Push rod suspension is where a rod is put in place of where the damper would traditionally mount in a double wishbone set up. Therefore the damper and spring is mounted in-board of the chassis, operated via a bell crank which is activated by the push rod, which is bolted to the hub.

The main benefits of this set up and the reasons for its popularity, especially within open-wheel motorsport, are due to mass, aerodynamics and design freedom.

The main reason push rod suspension has become one of the most popular suspension systems within motorsport is due to its benefits on mass. A push rod weighs much less than a damper and spring and having the ability to move all of this inboard as close to the centre line of the chassis as possible has great effects on the centre of gravity position of the car helping to keep the mass inboard and therefore improving the handling characteristics and capabilities of the car.

Push rod suspension improves aerodynamics as the damper is replaced by a much thinner, composite or metal rod. In an open wheel application, this is paramount as the airflow flows between the wheel and the chassis; meaning that any downsizing of an obtrusive object in the airflow has a great aerodynamic advantage. Particularly at high speeds within motorsport such as F1 or Indy Car.

The design freedom is available due to the use of a bell crank. A bell crank is a pivoting mounting point that transfers the force from the push rod into the damper. The distance between the pick-up points can be increased or decreased to either raise or lower the effect/force that the coil over has on the wheel.

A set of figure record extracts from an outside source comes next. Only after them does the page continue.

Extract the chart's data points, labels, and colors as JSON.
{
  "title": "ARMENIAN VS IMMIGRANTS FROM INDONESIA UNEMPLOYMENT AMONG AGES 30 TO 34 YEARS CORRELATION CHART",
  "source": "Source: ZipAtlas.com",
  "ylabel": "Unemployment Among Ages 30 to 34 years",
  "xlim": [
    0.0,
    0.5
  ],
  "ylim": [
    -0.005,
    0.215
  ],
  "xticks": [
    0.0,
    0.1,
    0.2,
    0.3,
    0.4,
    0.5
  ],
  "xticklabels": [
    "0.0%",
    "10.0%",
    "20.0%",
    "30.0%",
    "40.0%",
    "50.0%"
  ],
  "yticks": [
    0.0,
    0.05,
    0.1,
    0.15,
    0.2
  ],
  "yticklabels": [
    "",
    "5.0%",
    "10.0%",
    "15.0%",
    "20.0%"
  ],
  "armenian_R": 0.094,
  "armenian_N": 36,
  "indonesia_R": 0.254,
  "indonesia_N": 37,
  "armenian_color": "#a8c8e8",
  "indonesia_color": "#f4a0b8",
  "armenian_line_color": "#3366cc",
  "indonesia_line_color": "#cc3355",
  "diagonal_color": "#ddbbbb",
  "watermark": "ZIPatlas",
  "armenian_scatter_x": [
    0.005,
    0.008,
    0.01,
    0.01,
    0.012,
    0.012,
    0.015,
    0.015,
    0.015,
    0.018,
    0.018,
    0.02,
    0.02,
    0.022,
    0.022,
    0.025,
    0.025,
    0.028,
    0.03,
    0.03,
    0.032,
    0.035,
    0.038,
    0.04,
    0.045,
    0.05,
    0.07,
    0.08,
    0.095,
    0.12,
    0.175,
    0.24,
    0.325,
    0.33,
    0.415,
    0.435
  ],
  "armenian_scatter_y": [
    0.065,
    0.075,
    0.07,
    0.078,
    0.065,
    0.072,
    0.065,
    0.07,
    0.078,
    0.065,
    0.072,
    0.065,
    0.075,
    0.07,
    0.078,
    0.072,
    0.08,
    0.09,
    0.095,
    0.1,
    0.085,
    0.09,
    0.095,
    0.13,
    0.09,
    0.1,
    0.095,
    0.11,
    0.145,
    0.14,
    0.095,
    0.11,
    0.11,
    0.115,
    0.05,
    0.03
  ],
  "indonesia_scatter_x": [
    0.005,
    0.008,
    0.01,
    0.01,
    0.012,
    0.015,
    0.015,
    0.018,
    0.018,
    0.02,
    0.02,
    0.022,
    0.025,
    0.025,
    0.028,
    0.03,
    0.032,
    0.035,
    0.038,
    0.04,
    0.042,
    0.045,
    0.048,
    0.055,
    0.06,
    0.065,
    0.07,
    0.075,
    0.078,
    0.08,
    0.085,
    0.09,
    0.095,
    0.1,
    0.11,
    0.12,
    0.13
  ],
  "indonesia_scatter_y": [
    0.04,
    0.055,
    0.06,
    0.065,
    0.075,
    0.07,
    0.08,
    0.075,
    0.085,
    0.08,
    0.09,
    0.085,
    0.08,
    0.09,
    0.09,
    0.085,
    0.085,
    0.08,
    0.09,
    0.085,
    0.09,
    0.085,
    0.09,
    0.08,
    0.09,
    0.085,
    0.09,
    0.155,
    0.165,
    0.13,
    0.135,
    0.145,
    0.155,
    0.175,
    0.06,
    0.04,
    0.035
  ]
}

Push rod suspension is also a benefit as an anti-roll bar link can also be connected to be bell crank at a designed point, allowing the effects of the coil over and roll bar to be designed accordingly.

Pull Rod

Pull rod suspension is similar to push rod suspension in many ways. It shares many of the same benefits, mounting the spring and damper inboard, thereby improving the mass distribution of the car. It places a thinner, more aerodynamic pull rod in the airflow reducing the drag of the car through the air, improving acceleration and top speed. It also utilises a bell crank to operate the spring and damper. All of these benefits are discussed within the push rod section and are the same for pull rod.

One area where pull rod suspension has the advantage is that the spring and damper can be mounted low at the bottom of the chassis, lowering the centre of gravity of the car. This is because the pulling action means that the pull rod needs to be mounted to the top of the hub so it pulls on the bell crank mounted low down under compression of the wheel.

However, having a coilover mounted this low can be disadvantageous for a few reasons. Firstly, it can mean that the damper is liable to impact with the ground or a kerb on a racing track that could cause severe damage. It’s also more difficult to surround with body work to improve the airflow over the spring. Finally the low position of the damper can be almost inaccessible quickly which in racing conditions could be fundamental if a part needs to be adjusted or replaced quickly.

Rocker Arm

A rocker arm suspension system is not used much in modern day motorsport and is more of a predecessor to push rod suspension. Rocker arm suspension used an upper arm, pivoted at a set length, which is mounted to the top of the hub and to the top of a coilover. Under compression, this arm would then pivot and compress the coilover. The wheel rate could be set by altering the position of the pivot point in the arm at the design stage. However, once on the car this was not tuneable.

Also, due to the bending forces going through the arm, it had to be much thicker and stronger than a push rod meaning that the system weighed more and created more drag due to the increased size. This system did successfully move the damper in board of the chassis and remove the coilover from the airflow.